Dabei ist alles nur Theaterdonner. Natürlich hat Ambri finanzielle Sorgen. Aber das hat dieser Kultklub seit Beginn seiner Existenz (Gründung 1937) und wird er noch im 22. Jahrhundert haben. Das ist also kein wirkliches Problem. Zumal die Liga-Lizenzkommission weder den Mut noch die rechtliche Grundlage hat, um dem als Aktiengesellschaft konstituierten Ambri die Lizenz zu verweigern, solange diese AG nicht in Konkurs oder in die Nachlassstundung fällt. Die Lizenzkommission ist eine Institution, die gerne wegen der Finanzlage NLA-Klubs anbellt. Aber noch nie gebissen hat. Und nie beissen wird.

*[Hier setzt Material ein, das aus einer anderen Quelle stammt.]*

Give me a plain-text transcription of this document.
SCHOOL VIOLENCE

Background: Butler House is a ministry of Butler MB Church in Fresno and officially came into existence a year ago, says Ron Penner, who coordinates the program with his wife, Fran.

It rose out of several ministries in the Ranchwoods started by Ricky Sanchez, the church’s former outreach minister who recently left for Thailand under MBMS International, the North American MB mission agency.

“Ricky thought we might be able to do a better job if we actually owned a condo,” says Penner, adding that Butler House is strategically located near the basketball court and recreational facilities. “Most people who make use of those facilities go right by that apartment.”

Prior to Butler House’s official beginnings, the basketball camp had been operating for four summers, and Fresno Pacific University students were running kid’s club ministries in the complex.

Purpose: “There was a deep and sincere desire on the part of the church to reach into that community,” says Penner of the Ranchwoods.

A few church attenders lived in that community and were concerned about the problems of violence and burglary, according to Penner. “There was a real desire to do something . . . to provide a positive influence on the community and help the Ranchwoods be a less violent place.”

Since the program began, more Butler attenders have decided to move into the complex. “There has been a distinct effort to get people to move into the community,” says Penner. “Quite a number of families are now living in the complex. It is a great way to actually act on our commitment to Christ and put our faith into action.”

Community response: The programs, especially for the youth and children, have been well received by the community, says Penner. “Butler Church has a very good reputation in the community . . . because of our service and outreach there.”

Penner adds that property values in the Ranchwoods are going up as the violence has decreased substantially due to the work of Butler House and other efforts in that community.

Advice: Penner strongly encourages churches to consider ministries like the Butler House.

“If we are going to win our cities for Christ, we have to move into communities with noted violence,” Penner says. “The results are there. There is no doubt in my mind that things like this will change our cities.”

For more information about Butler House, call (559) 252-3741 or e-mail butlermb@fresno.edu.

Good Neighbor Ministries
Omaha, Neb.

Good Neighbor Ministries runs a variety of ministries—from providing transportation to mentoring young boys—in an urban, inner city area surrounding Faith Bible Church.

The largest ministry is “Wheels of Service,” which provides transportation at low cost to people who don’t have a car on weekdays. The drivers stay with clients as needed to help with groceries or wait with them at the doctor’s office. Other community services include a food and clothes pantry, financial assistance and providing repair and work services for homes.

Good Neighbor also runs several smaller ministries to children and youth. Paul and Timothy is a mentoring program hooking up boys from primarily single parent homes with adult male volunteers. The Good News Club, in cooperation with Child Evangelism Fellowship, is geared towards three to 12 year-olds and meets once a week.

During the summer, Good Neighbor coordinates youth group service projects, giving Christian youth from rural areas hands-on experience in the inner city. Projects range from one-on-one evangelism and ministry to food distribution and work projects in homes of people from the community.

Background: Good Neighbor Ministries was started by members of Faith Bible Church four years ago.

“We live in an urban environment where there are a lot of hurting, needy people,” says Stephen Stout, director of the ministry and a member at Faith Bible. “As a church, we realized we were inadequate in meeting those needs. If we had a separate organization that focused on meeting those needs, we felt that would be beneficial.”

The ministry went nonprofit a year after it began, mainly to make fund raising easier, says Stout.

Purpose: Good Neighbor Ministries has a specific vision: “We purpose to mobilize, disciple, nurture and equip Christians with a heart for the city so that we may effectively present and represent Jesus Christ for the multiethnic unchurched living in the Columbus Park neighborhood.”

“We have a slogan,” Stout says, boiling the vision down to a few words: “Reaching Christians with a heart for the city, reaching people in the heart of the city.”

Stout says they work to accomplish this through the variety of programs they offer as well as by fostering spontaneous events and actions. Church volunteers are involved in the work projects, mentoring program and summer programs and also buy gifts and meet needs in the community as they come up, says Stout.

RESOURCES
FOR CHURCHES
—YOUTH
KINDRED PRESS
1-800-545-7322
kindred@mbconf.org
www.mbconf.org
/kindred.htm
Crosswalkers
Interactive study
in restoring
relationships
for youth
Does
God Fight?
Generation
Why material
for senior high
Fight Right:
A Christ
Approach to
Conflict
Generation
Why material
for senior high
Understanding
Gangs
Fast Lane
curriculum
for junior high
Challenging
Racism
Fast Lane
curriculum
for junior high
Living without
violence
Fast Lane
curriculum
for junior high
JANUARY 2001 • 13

Das Warten auf die hohen Geldbeträge

Gewiss, Ambri wäre in Not, wenn nicht Jahr für Jahr wohlbestallte Männer für schöne sechsstellige Betriebszuschüsse und hin und wieder für eine siebenstellige Erhöhung des Aktienkapitals sorgen würden. Doch dieses Geld wird auch dieses Jahr so sicher fliessen, wie im Herbst der erste Schnee in der Leventina fällt. Ob es genug Schnee geben wird auf den Skipisten ob Airolo, wissen wir noch nicht. Fest steht nur: Es wird genug Geld geben für den Hockey-Zirkus in der Valascia.

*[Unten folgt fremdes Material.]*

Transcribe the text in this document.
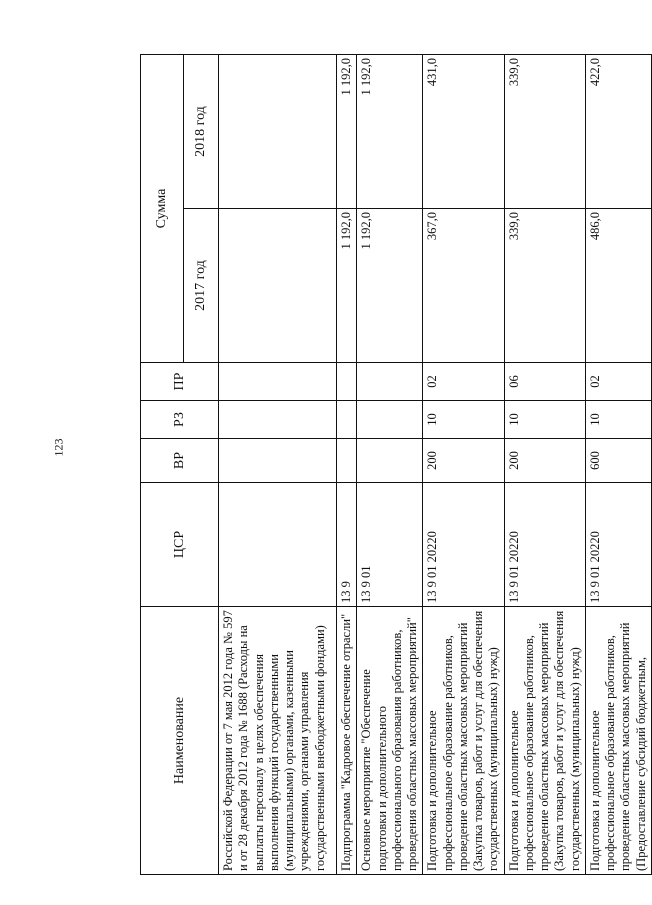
123
Наименование	ЦСР	ВР	РЗ	ПР	Сумма	
					2017 год	2018 год
Российской Федерации от 7 мая 2012 года № 597 и от 28 декабря 2012 года № 1688 (Расходы на выплаты персоналу в целях обеспечения выполнения функций государственными (муниципальными) органами, казенными учреждениями, органами управления государственными внебюджетными фондами)						
Подпрограмма "Кадровое обеспечение отрасли"	13 9				1 192,0	1 192,0
Основное мероприятие "Обеспечение подготовки и дополнительного профессионального образования работников, проведения областных массовых мероприятий"	13 9 01				1 192,0	1 192,0
Подготовка и дополнительное профессиональное образование работников, проведение областных массовых мероприятий (Закупка товаров, работ и услуг для обеспечения государственных (муниципальных) нужд)	13 9 01 20220	200	10	02	367,0	431,0
Подготовка и дополнительное профессиональное образование работников, проведение областных массовых мероприятий (Закупка товаров, работ и услуг для обеспечения государственных (муниципальных) нужд)	13 9 01 20220	200	10	06	339,0	339,0
Подготовка и дополнительное профессиональное образование работников, проведение областных массовых мероприятий (Предоставление субсидий бюджетным,	13 9 01 20220	600	10	02	486,0	422,0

Es ist seit Jahren ein ungeschriebenes Gesetz, dass Ambris Präsident mit der Amtsübernahme auch die wirtschaftliche Existenz Ambris garantiert. Das hat schon viele ehrbare Männer viel Geld gekostet – dafür hat es ihren Ruhm im Tal gemehrt.

Politik mit Ambri-Fans

Je grösser nun der schlaue Filippo Lombardi Ambris Not in den Medien zelebriert, desto heller wird der Ruhm des Retters erstrahlen. Und dieser Retter wird Lombardi sein. Der CVP-Ständerat wird Ambri gleich einem Hockeygott im Laufe des Sommers erretten. Wohlan, das wird seiner Tessiner CVP für die National- und Ständeratswahlen im Herbst Rückenwind geben. Die Segel werden sich blähen. Jeder Ambri-Fan steht dann in der Pflicht, die CVP-Liste in die Urne zu werfen – auch dann, wenn er im Herzen ein Lega-Fan sein sollte.

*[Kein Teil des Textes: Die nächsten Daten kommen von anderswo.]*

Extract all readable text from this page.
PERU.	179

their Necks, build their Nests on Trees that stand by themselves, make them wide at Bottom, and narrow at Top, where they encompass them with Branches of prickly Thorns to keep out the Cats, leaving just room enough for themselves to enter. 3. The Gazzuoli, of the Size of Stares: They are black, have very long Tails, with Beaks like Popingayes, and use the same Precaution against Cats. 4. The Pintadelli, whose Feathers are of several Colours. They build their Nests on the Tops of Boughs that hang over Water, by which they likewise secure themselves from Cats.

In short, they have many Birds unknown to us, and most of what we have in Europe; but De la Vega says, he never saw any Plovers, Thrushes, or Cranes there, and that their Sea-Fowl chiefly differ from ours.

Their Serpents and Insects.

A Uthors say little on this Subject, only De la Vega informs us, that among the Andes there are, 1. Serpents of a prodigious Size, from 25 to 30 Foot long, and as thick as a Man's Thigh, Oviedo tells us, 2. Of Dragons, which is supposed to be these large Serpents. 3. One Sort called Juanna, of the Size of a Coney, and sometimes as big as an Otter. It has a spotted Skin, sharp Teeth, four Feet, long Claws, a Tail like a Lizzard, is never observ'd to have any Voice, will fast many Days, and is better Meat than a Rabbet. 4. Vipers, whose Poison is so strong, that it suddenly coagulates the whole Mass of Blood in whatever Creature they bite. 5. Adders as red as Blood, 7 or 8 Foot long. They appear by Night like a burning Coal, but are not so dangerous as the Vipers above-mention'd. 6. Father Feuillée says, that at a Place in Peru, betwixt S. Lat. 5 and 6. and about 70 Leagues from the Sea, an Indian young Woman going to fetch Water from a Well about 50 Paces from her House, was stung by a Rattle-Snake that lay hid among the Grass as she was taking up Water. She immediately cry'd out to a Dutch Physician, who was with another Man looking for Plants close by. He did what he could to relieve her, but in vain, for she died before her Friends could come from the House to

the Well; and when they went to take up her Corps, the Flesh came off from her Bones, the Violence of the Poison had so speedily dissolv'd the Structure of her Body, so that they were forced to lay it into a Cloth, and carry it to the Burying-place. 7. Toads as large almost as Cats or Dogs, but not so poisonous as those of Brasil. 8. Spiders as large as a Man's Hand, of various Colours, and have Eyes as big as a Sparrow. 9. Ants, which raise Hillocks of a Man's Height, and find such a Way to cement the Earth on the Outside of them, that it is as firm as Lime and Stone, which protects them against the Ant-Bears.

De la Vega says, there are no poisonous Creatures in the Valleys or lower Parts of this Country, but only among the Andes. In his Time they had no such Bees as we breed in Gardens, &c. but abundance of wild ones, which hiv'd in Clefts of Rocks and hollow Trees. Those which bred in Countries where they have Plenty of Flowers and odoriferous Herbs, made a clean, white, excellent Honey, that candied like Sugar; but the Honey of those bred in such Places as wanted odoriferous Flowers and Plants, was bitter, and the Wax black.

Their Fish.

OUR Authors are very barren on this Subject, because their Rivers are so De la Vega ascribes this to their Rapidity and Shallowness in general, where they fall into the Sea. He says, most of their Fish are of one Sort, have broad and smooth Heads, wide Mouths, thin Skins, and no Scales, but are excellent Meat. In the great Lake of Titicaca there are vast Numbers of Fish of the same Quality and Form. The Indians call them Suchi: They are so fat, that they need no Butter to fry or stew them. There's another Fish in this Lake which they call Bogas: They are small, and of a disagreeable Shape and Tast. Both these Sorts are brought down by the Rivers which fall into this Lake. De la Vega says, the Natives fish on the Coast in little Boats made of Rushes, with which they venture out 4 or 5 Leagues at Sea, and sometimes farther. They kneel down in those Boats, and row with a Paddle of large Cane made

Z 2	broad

Ganz nebenbei kommt mit den verschiedenen, von Filippo Lombardi in seinem Medien-Imperium (Tele Ticino, Giornale del Popolo) orchestrierten Operetten-Bettelaktionen noch ein bisschen Geld in die Kasse. Das schadet nie. Doch den fehlenden Betrag wird am Ende des Tages der Freundeskreis dieses «Alpen-Berlusconi» zahlen. Ein CVP-Ständerat kann ja nicht ein paar Monate vor den National- und Ständeratswahlen Ambri in den Konkurs oder freiwillig in die NLB oder in die 1. Liga führen. Das wäre für die Tessiner CVP im kommenden Wahlkampf verheerender als ein von Christoph Blocher angeregtes EU-Beitrittsgesuch für die SVP.

Ein Stück faszinierender Sportkultur

Vergessen wir also alles, was wir über Ambris finanzielle Not gehört haben und freuen wir uns mit Ambri auf die neue Saison. Und natürlich danken wir Filippo Lombardi und seinen Freunden, dass sie uns Ambri erhalten. Sie alimentieren nicht nur ein Sportunternehmen. Sie erhalten ein Stück faszinierender Sportkultur. Eigentlich müsste ein Mann mit den Beziehungen Filippo Lombardis dafür ein Kantons- oder Bundes-Kulturkässeli anzapfen können.

Ambris Aktionen

Der HC Ambri-Piotta sammelt unter dem Motto «Wir haben Ambri im Herzen» Geld mit verschiedenen Mitteln. Unter anderem gibts eine SMS-Aktion und der Klub versteigert via Ricardo jetzt persönliche Gegenstände von Spielern.